Monitoring¶

Monitoring with Graunt¶

Moreover, finding some Truths and not-commonly-believed opinions to arise from my meditations upon these neglected Papers, I proceeded further to consider what benefit the knowledge of the same would bring to the world, … with some real fruit from those ayrie blossoms.

– John Graunt, „Natural and Political Observations Mentioned in a following Index, and made upon the Bills of Mortality.“ (1662)

Overview¶

The graunt package includes services to collect, aggregate, store, and display statistics on the performance of software and hardware (client) instances in the network.

At the core, the whisper round-robin databases provide a fixed-size storage pool for aggregated statistical data. Recent data is stored with a high time resolution. Older data is aggregated and stored more efficiently with less resolution. The amount of data is configurable.

The carbon-cache service accepts individual measurements, organized in a hierarchical namespace of whisper databases. Databases are created on demand when new names are encountered.
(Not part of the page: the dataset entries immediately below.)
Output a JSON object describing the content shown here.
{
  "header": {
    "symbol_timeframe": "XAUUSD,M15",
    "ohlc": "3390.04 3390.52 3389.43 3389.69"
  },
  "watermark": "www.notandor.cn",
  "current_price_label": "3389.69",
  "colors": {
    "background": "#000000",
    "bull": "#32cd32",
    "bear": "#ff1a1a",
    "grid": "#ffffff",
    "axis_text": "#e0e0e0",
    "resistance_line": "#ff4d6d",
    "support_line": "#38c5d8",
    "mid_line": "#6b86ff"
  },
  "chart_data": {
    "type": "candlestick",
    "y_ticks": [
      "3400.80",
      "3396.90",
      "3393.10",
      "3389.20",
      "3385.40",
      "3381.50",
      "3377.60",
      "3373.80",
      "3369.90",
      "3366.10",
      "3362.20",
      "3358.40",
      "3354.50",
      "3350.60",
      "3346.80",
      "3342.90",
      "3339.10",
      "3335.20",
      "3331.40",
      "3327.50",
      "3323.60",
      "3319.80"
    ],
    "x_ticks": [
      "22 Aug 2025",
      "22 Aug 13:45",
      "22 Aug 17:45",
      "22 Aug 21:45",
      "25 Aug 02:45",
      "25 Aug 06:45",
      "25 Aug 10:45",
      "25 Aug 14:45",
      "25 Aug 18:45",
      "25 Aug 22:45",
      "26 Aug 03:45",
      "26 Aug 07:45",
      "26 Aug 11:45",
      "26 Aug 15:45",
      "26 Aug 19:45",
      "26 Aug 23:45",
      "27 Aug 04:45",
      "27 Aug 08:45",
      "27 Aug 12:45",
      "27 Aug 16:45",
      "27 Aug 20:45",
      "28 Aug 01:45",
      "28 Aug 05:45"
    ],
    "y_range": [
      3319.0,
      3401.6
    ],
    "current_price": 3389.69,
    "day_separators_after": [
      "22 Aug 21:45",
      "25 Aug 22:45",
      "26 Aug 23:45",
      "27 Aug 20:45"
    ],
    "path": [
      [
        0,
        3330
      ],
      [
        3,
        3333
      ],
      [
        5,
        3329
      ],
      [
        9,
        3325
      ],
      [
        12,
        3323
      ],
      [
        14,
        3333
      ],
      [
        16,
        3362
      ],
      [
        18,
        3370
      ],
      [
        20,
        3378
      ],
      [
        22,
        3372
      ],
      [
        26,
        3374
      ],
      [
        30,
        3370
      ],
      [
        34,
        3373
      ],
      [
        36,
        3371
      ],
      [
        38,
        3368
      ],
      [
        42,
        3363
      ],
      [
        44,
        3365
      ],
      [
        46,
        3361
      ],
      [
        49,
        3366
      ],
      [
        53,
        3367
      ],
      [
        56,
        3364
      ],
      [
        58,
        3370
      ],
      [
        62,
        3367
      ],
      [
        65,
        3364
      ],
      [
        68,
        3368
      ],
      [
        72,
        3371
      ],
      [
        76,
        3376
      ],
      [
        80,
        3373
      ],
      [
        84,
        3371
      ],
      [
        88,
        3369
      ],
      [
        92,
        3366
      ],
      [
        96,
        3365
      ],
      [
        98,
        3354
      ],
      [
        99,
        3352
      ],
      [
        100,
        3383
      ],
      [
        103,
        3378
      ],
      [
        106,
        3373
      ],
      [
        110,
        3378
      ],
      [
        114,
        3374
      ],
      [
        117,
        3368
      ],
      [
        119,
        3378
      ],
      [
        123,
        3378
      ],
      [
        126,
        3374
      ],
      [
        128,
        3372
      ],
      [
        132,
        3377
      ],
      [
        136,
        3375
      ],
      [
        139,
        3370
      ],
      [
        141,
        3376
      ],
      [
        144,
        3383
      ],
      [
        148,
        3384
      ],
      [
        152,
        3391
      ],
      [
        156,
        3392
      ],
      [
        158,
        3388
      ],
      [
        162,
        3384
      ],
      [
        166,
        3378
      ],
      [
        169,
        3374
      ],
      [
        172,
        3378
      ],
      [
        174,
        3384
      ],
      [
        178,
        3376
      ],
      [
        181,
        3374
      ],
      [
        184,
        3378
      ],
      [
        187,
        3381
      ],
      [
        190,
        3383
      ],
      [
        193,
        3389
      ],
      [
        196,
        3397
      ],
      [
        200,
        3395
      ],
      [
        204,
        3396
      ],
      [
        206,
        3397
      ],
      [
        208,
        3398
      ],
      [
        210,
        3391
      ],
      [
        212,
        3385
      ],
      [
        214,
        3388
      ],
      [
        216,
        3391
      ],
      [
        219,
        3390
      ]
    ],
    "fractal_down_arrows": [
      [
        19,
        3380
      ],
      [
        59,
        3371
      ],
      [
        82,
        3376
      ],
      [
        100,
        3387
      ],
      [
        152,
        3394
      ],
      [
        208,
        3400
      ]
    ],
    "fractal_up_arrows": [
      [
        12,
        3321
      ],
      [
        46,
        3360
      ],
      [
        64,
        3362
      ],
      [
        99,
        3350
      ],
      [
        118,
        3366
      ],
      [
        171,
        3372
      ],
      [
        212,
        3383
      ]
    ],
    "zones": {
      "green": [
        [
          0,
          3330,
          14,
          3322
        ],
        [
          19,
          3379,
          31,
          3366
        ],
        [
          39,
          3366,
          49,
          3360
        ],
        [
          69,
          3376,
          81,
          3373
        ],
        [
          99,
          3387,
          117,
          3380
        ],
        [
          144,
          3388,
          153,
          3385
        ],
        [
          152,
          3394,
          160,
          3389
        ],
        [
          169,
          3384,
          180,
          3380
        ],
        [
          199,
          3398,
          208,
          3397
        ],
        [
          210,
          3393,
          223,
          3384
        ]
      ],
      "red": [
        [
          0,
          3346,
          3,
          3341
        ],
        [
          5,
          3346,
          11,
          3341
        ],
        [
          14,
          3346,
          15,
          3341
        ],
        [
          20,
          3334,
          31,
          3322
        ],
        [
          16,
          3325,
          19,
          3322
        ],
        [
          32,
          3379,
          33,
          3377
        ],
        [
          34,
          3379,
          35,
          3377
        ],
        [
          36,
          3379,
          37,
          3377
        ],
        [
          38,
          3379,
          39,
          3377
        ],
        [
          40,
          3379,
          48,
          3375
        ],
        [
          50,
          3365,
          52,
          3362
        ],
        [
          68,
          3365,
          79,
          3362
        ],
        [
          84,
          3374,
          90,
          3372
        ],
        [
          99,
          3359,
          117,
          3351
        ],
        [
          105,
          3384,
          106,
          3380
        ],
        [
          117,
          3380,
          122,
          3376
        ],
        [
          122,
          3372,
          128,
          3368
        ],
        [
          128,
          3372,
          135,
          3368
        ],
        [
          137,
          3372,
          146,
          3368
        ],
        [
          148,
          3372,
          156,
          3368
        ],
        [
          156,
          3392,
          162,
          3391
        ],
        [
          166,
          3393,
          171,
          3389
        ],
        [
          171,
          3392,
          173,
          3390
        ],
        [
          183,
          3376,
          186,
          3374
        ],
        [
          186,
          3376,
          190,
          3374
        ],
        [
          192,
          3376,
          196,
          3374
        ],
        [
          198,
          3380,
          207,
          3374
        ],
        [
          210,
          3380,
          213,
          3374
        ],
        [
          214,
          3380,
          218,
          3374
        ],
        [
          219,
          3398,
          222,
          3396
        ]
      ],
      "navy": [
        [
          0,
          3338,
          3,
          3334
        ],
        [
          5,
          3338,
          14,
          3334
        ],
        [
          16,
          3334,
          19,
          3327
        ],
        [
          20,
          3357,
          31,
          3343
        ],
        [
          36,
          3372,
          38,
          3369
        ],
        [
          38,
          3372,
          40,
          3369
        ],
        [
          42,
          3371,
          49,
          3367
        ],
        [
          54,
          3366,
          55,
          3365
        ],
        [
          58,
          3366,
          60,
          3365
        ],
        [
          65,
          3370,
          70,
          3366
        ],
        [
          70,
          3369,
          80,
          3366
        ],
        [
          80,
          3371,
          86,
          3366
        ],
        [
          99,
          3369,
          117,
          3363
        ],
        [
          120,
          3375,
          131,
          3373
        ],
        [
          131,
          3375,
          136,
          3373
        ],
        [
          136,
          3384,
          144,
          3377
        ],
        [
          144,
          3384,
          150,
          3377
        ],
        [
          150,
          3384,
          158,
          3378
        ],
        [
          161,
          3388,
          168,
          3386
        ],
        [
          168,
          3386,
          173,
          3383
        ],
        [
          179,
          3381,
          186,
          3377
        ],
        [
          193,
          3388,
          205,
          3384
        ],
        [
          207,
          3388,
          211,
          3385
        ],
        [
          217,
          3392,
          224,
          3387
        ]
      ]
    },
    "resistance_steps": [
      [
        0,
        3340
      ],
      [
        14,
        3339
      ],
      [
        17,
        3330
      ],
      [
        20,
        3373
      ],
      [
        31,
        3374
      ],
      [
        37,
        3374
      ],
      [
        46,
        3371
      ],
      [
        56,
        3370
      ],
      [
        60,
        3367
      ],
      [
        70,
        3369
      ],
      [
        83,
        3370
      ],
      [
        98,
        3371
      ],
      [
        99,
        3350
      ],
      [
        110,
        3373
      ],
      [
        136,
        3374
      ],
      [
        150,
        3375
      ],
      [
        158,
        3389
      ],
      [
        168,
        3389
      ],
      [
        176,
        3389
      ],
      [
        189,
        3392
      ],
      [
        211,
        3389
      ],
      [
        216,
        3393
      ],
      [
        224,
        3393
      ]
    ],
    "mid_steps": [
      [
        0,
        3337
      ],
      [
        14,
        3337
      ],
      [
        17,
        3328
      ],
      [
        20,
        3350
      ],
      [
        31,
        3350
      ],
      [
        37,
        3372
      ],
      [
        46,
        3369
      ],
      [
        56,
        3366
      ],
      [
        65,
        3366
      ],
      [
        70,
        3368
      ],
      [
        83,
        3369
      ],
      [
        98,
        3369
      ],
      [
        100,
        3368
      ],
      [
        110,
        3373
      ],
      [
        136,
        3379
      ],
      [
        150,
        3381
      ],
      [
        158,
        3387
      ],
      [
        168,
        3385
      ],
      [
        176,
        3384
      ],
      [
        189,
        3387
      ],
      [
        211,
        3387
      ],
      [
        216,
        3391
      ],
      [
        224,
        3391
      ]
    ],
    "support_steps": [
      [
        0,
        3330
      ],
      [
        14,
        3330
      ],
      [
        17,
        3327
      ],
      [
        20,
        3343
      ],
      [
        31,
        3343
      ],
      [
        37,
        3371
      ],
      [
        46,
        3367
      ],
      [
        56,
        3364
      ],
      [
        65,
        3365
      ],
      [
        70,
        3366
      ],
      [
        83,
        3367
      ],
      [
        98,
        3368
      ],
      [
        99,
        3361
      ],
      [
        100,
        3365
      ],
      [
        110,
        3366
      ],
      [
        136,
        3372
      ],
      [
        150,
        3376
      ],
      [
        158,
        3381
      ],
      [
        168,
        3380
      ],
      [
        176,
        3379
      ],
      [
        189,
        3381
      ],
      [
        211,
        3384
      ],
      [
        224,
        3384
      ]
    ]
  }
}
Access to databases is restricted through instances of the carbon-relay service. There is one such service for each protected namespace domain. Typically, there are several namespaces for the company network and one namespace for each customer.

The carbon-relay ports are made available on the internal network, or, in the case of customer access, over a dedicated SSH tunnel to an account on the customer’s machine that is locked down to only allow port fowarding of a single network port.

Graunt Tunnel

The aggregated data is exposed through the graphite web service, which includes a rich API to create graphs from the data, and also offers a configurable dashboard.

The default client is diamond, which comes with a variety of collectors for different system parameters and services.

For regular or ad-hoc instrumentalisation of deployed applications, bucky provides a statsd interface to carbon, which runs locally to the application instance and forwards pre-aggregated data to the central server.

The tools (except for SSH and library dependencies) are implemented in Python.

The following diagram gives an overview of the whole system.

Graunt Overview

Installation¶

graunt comes as a GIT repository. After cloning, the submodules need to be initialized:

$ git clone graunt.git graunt
$ cd graunt
[graunt]$ git submodules init
[graunt]$ git submodules update

Building graunt requires Python 2.7, Bash, OpenSSH and libevent development files to be available on the system. There are makefile targets to install the prerequisites:

[graunt]$ make prepare-fedora

Finally, the virtualenv for graunt can be set up with:

[graunt]$ make

The downloaded Python dependencies are cached in the directory cache, which can be reused.

Variable data, including the RR databases, are stored in the directory var, which can be carried over from one instance of graunt to another.

The target directory contains the virtualenv where all packages are installed. It can be removed and rebuilt at will, as it does not contain any variable data.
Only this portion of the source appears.